Pertimbangkanlah gagasan berikut ketika Anda mempelajari bab ini atau ketika Anda mempersiapkan diri untuk mengajar. Untuk bantuan tambahan, lihat halaman vii–xiii.

  • Ulaslah halaman 29–34. Pikirkan mengenai bagaimana Joseph Smith menyediakan teladan bagi kita sewaktu kita mencari jawaban atas pertanyaan kita. Sewaktu Anda mempelajari laporannya mengenai Penglihatan Pertama, apa yang Anda pelajari mengenai membaca tulisan suci, mengenai merenung, mengenai doa?

  • Ulaslah halaman 35–37. Pikirkan tentang kebenaran yang dipelajari Joseph Smith mengenai Allah Bapa dan Yesus Kristus ketika dia menerima Penglihatan Pertama. Mengapa kita masing-masing harus memiliki kesaksian mengenai Penglihatan Pertama?

  • Ketika Joseph memberi tahu orang lain mengenai Penglihatan Pertama, banyak orang menjadi berprasangka terhadapnya dan menganiayanya (hlm. 37). Mengapa menurut Anda orang bereaksi seperti itu? Renungkan tanggapan Joseph terhadap penganiayaan itu (hlm. 37–39). Bagaimana kita dapat mengikuti teladannya ketika kita menghadapi penganiayaan atau cobaan lainnya?

  • Ketika Anda pertama kali belajar mengenai Penglihatan Pertama, apa dampak dari laporan itu pada diri Anda? Apa dampaknya bagi diri Anda sejak itu? Dalam cara apa Anda telah diperkuat sewaktu Anda mempelajari laporan itu lagi dalam bab ini?
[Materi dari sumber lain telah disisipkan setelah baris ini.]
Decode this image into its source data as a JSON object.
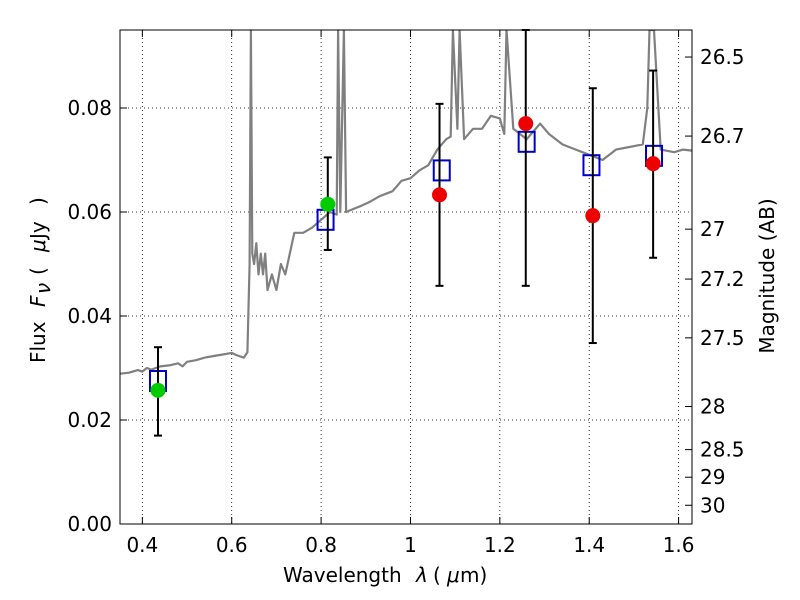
{
  "chart_data": {
    "type": "line",
    "xlabel": "Wavelength λ (μm)",
    "ylabel": "Flux F_ν (μJy)",
    "ylabel_right": "Magnitude (AB)",
    "xlim": [
      0.35,
      1.63
    ],
    "ylim": [
      0.0,
      0.095
    ],
    "grid": true,
    "x_ticks": [
      0.4,
      0.6,
      0.8,
      1.0,
      1.2,
      1.4,
      1.6
    ],
    "x_tick_labels": [
      "0.4",
      "0.6",
      "0.8",
      "1",
      "1.2",
      "1.4",
      "1.6"
    ],
    "y_ticks": [
      0.0,
      0.02,
      0.04,
      0.06,
      0.08
    ],
    "y_tick_labels": [
      "0.00",
      "0.02",
      "0.04",
      "0.06",
      "0.08"
    ],
    "right_ticks": [
      {
        "label": "26.5",
        "flux": 0.0898
      },
      {
        "label": "26.7",
        "flux": 0.0746
      },
      {
        "label": "27",
        "flux": 0.0567
      },
      {
        "label": "27.2",
        "flux": 0.0471
      },
      {
        "label": "27.5",
        "flux": 0.0358
      },
      {
        "label": "28",
        "flux": 0.0226
      },
      {
        "label": "28.5",
        "flux": 0.0143
      },
      {
        "label": "29",
        "flux": 0.009
      },
      {
        "label": "30",
        "flux": 0.0036
      }
    ],
    "series": [
      {
        "kind": "spectrum",
        "color": "#808080",
        "points": [
          [
            0.35,
            0.0289
          ],
          [
            0.37,
            0.0291
          ],
          [
            0.39,
            0.0296
          ],
          [
            0.4,
            0.0293
          ],
          [
            0.41,
            0.03
          ],
          [
            0.42,
            0.0297
          ],
          [
            0.44,
            0.0303
          ],
          [
            0.46,
            0.0305
          ],
          [
            0.48,
            0.0309
          ],
          [
            0.49,
            0.0303
          ],
          [
            0.5,
            0.0312
          ],
          [
            0.52,
            0.0315
          ],
          [
            0.54,
            0.032
          ],
          [
            0.56,
            0.0323
          ],
          [
            0.58,
            0.0326
          ],
          [
            0.6,
            0.0329
          ],
          [
            0.61,
            0.0325
          ],
          [
            0.62,
            0.0322
          ],
          [
            0.627,
            0.032
          ],
          [
            0.635,
            0.033
          ],
          [
            0.64,
            0.05
          ],
          [
            0.643,
            0.095
          ],
          [
            0.646,
            0.052
          ],
          [
            0.65,
            0.05
          ],
          [
            0.655,
            0.054
          ],
          [
            0.66,
            0.048
          ],
          [
            0.665,
            0.052
          ],
          [
            0.67,
            0.048
          ],
          [
            0.675,
            0.052
          ],
          [
            0.68,
            0.045
          ],
          [
            0.69,
            0.048
          ],
          [
            0.7,
            0.045
          ],
          [
            0.71,
            0.05
          ],
          [
            0.72,
            0.048
          ],
          [
            0.74,
            0.056
          ],
          [
            0.76,
            0.056
          ],
          [
            0.78,
            0.057
          ],
          [
            0.8,
            0.0585
          ],
          [
            0.82,
            0.06
          ],
          [
            0.835,
            0.0595
          ],
          [
            0.838,
            0.095
          ],
          [
            0.843,
            0.06
          ],
          [
            0.851,
            0.095
          ],
          [
            0.856,
            0.06
          ],
          [
            0.87,
            0.0605
          ],
          [
            0.89,
            0.0612
          ],
          [
            0.91,
            0.062
          ],
          [
            0.93,
            0.063
          ],
          [
            0.96,
            0.064
          ],
          [
            0.98,
            0.066
          ],
          [
            1.0,
            0.0665
          ],
          [
            1.02,
            0.068
          ],
          [
            1.04,
            0.069
          ],
          [
            1.06,
            0.072
          ],
          [
            1.08,
            0.074
          ],
          [
            1.09,
            0.0745
          ],
          [
            1.095,
            0.095
          ],
          [
            1.105,
            0.076
          ],
          [
            1.11,
            0.095
          ],
          [
            1.12,
            0.074
          ],
          [
            1.14,
            0.076
          ],
          [
            1.16,
            0.076
          ],
          [
            1.18,
            0.0785
          ],
          [
            1.2,
            0.078
          ],
          [
            1.21,
            0.075
          ],
          [
            1.215,
            0.095
          ],
          [
            1.23,
            0.076
          ],
          [
            1.26,
            0.074
          ],
          [
            1.29,
            0.077
          ],
          [
            1.31,
            0.075
          ],
          [
            1.34,
            0.073
          ],
          [
            1.37,
            0.072
          ],
          [
            1.4,
            0.071
          ],
          [
            1.43,
            0.07
          ],
          [
            1.46,
            0.072
          ],
          [
            1.49,
            0.0725
          ],
          [
            1.52,
            0.073
          ],
          [
            1.53,
            0.08
          ],
          [
            1.535,
            0.095
          ],
          [
            1.545,
            0.095
          ],
          [
            1.56,
            0.072
          ],
          [
            1.59,
            0.0715
          ],
          [
            1.61,
            0.072
          ],
          [
            1.63,
            0.0718
          ]
        ]
      },
      {
        "kind": "model-photometry",
        "color": "#0000cc",
        "points": [
          [
            0.435,
            0.0275
          ],
          [
            0.81,
            0.0585
          ],
          [
            1.07,
            0.068
          ],
          [
            1.26,
            0.0735
          ],
          [
            1.405,
            0.069
          ],
          [
            1.545,
            0.0708
          ]
        ]
      },
      {
        "kind": "observed",
        "color": "#00cc00",
        "points": [
          [
            0.435,
            0.0257
          ],
          [
            0.815,
            0.0615
          ]
        ],
        "errors": [
          [
            0.017,
            0.034
          ],
          [
            0.0527,
            0.0705
          ]
        ]
      },
      {
        "kind": "observed",
        "color": "#ee0000",
        "points": [
          [
            1.065,
            0.0633
          ],
          [
            1.258,
            0.077
          ],
          [
            1.408,
            0.0593
          ],
          [
            1.543,
            0.0693
          ]
        ],
        "errors": [
          [
            0.0458,
            0.0808
          ],
          [
            0.0458,
            0.096
          ],
          [
            0.0348,
            0.0838
          ],
          [
            0.0512,
            0.0872
          ]
        ]
      }
    ]
  }
}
Tulisan Suci Terkait: Yesaya 29:13–14; Yoel 2:28–29; Amos 3:7; Mormon 9:7–9

Catatan

  1. Lucy Mack Smith, “The History of Lucy Smith, Mother of the Prophet,” manuskrip tahun 1845, hlm 72, Arsip Gereja, Gereja Yesus Kristus dari Orang-orang Suci Zaman Akhir, Salt Lake City, Utah. Lucy Mack Smith, ibu Nabi, mendiktekan sejarahnya, yang mencakup banyak mengenai kehidupan Nabi, kepada Martha Jane Knowlton Coray mulai tahun 1844 dan diteruskan hingga 1845. Martha Coray merujuk pada manuskrip awal ini sebagai “Manuskrip kasar sejarah.” Kemudian pada tahun 1845, Lucy Mack Smith, Martha Coray, dan suami Martha, Howard Coray, merevisi dan memperluas manuskrip awal tersebut. Manuskrip 1845 bertajuk “The History of Lucy Smith, Mother of the Prophet.” Buku ini mengutip dari manuskrip tahun 1844–1845 kecuali di beberapa tempat sebab manuskrip tahun 1845 menyertakan materi yang tidak ditemui dalam manuskrip tahun 1844–1845.

  2. Lucy Mack Smith, “The History of Lucy Smith, Mother of the Prophet,” manuskrip tahun 1844–1845, buku 4, hlm 1, Arsip Gereja.

  3. Joseph Smith, History 1832, hlm. 1–2; Buku Surat 1, 1829–1835, Joseph Smith, Collection, Arsip Gereja.

  4. Joseph Smith 2:5, 7–13. Dalam beberapa kesempatan Nabi Joseph Smith menulis atau mendiktekan laporan terperinci dari Penglihatan Pertama. Kutipan dalam bab ini diambil dari laporan Penglihatan Pertama yang pertama kali diterbitkan pada tahun 1842 dalam “History of Joseph Smith,” Times and Seasons, 15 Maret 1842, hlm. 726–728; 1 April 1842, hlm. 748–749; dan yang kemudian disertakan dalam Mutiara yang Sangat Berharga dan diterbitkan dalam History of the Church, jilid 1, hlm. 1–8. Ini merupakan laporan tulisan suci yang resmi. Nabi Joseph Smith mempersiapkan laporan ini pada tahun 1838 dan 1839 dengan bantuan para juru tulisnya.

  5. Joseph Smith 2:14–16.

  6. Joseph Smith 2:17–20.

  7. Joseph Smith 2:21–26.

Gambar
Joseph in Sacred Grove

“Aku melihat tepat di atas kepalaku, suatu tiang cahaya yang lebih terang daripada sinar matahari, yang perlahan-lahan turun sampai mengenai diriku.”

Gambar
Joseph reading

“Belum pernah sesuatu bagian pun dari ayat-ayat suci yang meresap dengan lebih kuat ke dalam hati manusia daripada ayat ini bagiku pada saat itu.”